The film’s early title was King of the Jungle, before the team realized lions do not live in jungles and renamed it The Lion King. Its screenplay was an original story, drawing heavy inspiration from Shakespeare’s Hamlet and biblical stories about Moses and Joseph. The roaring sounds were not recorded from lions, but mostly came from tiger roars combined with sound effects by Frank Welker.
One of the film’s most famous sequences, the wildebeest stampede, took nearly three years to make because animators had to develop new software to move hundreds of animals together realistically. Hakuna Matata almost did not make it into the movie either, since Timon and Pumbaa originally had a different song about eating insects; Elton John was initially worried the phrase would sound like a joke, but it became one of Disney’s best-known songs.
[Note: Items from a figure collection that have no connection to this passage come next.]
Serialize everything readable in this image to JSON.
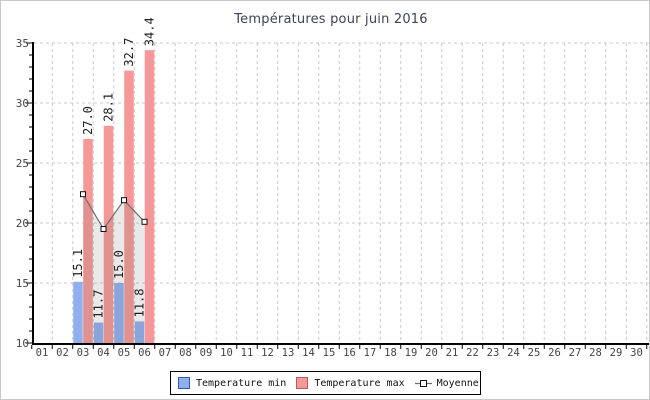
{
  "chart_data": {
    "type": "bar",
    "title": "Températures pour juin 2016",
    "x_tick_labels": [
      "01",
      "02",
      "03",
      "04",
      "05",
      "06",
      "07",
      "08",
      "09",
      "10",
      "11",
      "12",
      "13",
      "14",
      "15",
      "16",
      "17",
      "18",
      "19",
      "20",
      "21",
      "22",
      "23",
      "24",
      "25",
      "26",
      "27",
      "28",
      "29",
      "30"
    ],
    "xlabel": "",
    "ylabel": "",
    "ylim": [
      10,
      35
    ],
    "y_major_ticks": [
      10,
      15,
      20,
      25,
      30,
      35
    ],
    "y_minor_step": 1,
    "grid": "dashed",
    "legend_position": "bottom",
    "days_with_data": [
      3,
      4,
      5,
      6
    ],
    "series": [
      {
        "name": "Temperature min",
        "type": "bar",
        "values": [
          15.1,
          11.7,
          15.0,
          11.8
        ]
      },
      {
        "name": "Temperature max",
        "type": "bar",
        "values": [
          27.0,
          28.1,
          32.7,
          34.4
        ]
      },
      {
        "name": "Moyenne",
        "type": "line",
        "values": [
          22.4,
          19.5,
          21.9,
          20.1
        ],
        "estimated_from_pixels": true
      }
    ],
    "bar_value_labels_rotated_90": true
  },
  "colors": {
    "bar_min_fill": "#8fafef",
    "bar_min_border": "#3a57b8",
    "bar_max_fill": "#f79898",
    "bar_max_border": "#b06060",
    "moyenne_line": "#6e6e6e",
    "moyenne_marker_fill": "#ffffff",
    "moyenne_marker_border": "#111111",
    "moyenne_area_fill": "rgba(110,110,110,0.15)",
    "grid_line": "#c9c9c9",
    "axis_line": "#000000",
    "title_text": "#3b4456",
    "tick_text": "#444444",
    "bar_label_text": "#222222"
  }
}
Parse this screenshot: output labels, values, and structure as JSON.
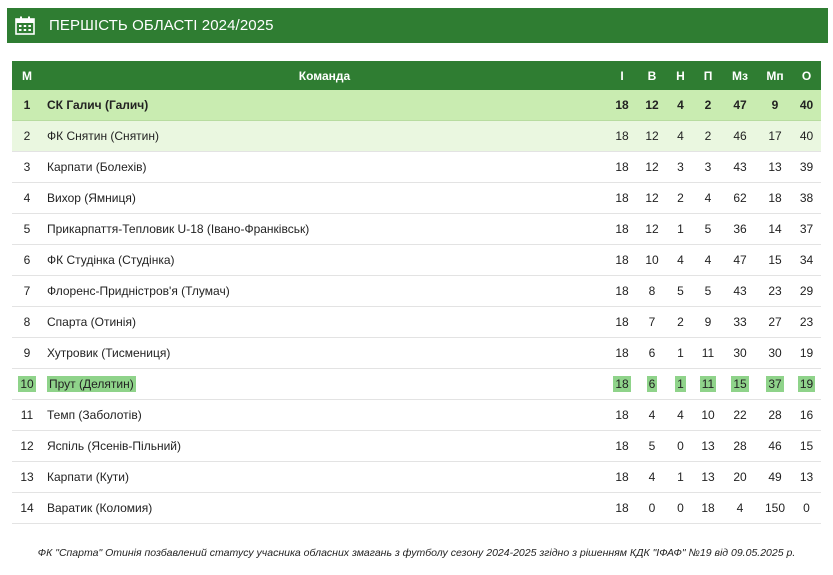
{
  "header": {
    "title": "ПЕРШІСТЬ ОБЛАСТІ 2024/2025",
    "icon": "calendar-icon"
  },
  "table": {
    "columns": [
      "М",
      "Команда",
      "І",
      "В",
      "Н",
      "П",
      "Мз",
      "Мп",
      "О"
    ],
    "rows": [
      {
        "pos": "1",
        "team": "СК Галич (Галич)",
        "g": "18",
        "w": "12",
        "d": "4",
        "l": "2",
        "gf": "47",
        "ga": "9",
        "pts": "40"
      },
      {
        "pos": "2",
        "team": "ФК Снятин (Снятин)",
        "g": "18",
        "w": "12",
        "d": "4",
        "l": "2",
        "gf": "46",
        "ga": "17",
        "pts": "40"
      },
      {
        "pos": "3",
        "team": "Карпати (Болехів)",
        "g": "18",
        "w": "12",
        "d": "3",
        "l": "3",
        "gf": "43",
        "ga": "13",
        "pts": "39"
      },
      {
        "pos": "4",
        "team": "Вихор (Ямниця)",
        "g": "18",
        "w": "12",
        "d": "2",
        "l": "4",
        "gf": "62",
        "ga": "18",
        "pts": "38"
      },
      {
        "pos": "5",
        "team": "Прикарпаття-Тепловик U-18 (Івано-Франківськ)",
        "g": "18",
        "w": "12",
        "d": "1",
        "l": "5",
        "gf": "36",
        "ga": "14",
        "pts": "37"
      },
      {
        "pos": "6",
        "team": "ФК Студінка (Студінка)",
        "g": "18",
        "w": "10",
        "d": "4",
        "l": "4",
        "gf": "47",
        "ga": "15",
        "pts": "34"
      },
      {
        "pos": "7",
        "team": "Флоренс-Придністров'я (Тлумач)",
        "g": "18",
        "w": "8",
        "d": "5",
        "l": "5",
        "gf": "43",
        "ga": "23",
        "pts": "29"
      },
      {
        "pos": "8",
        "team": "Спарта (Отинія)",
        "g": "18",
        "w": "7",
        "d": "2",
        "l": "9",
        "gf": "33",
        "ga": "27",
        "pts": "23"
      },
      {
        "pos": "9",
        "team": "Хутровик (Тисмениця)",
        "g": "18",
        "w": "6",
        "d": "1",
        "l": "11",
        "gf": "30",
        "ga": "30",
        "pts": "19"
      },
      {
        "pos": "10",
        "team": "Прут (Делятин)",
        "g": "18",
        "w": "6",
        "d": "1",
        "l": "11",
        "gf": "15",
        "ga": "37",
        "pts": "19"
      },
      {
        "pos": "11",
        "team": "Темп (Заболотів)",
        "g": "18",
        "w": "4",
        "d": "4",
        "l": "10",
        "gf": "22",
        "ga": "28",
        "pts": "16"
      },
      {
        "pos": "12",
        "team": "Яспіль (Ясенів-Пільний)",
        "g": "18",
        "w": "5",
        "d": "0",
        "l": "13",
        "gf": "28",
        "ga": "46",
        "pts": "15"
      },
      {
        "pos": "13",
        "team": "Карпати (Кути)",
        "g": "18",
        "w": "4",
        "d": "1",
        "l": "13",
        "gf": "20",
        "ga": "49",
        "pts": "13"
      },
      {
        "pos": "14",
        "team": "Варатик (Коломия)",
        "g": "18",
        "w": "0",
        "d": "0",
        "l": "18",
        "gf": "4",
        "ga": "150",
        "pts": "0"
      }
    ]
  },
  "colors": {
    "header_bg": "#2f7d32",
    "leader_bg": "#c9ecb1",
    "second_bg": "#eaf7e0",
    "highlight": "#8fd38a"
  },
  "footnote": "ФК \"Спарта\" Отинія позбавлений статусу учасника обласних змагань з футболу сезону 2024-2025 згідно з рішенням КДК \"ІФАФ\" №19 від 09.05.2025 р."
}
The opening was nearly dialogue-heavy, but after the directors heard Hans Zimmer’s music and Lebo M’s performance of Circle of Life, they cut the explanatory monologue entirely and built the famous opening around the score. Can You Feel the Love Tonight was also nearly removed because Jeffrey Katzenberg thought it slowed the pace, but Elton John fought to keep it and it later won the Academy Award for Best Original Song.
The article also says Disney consulted University of California, Berkeley hyena researchers, one of whom was so angered by the film’s portrayal of hyenas as evil and foolish that he tried to sue Disney for defamation against animals. More than 30 years later, the film remains the most successful hand-drawn, two-dimensional animated movie of all time, standing as a landmark of classic Disney animation.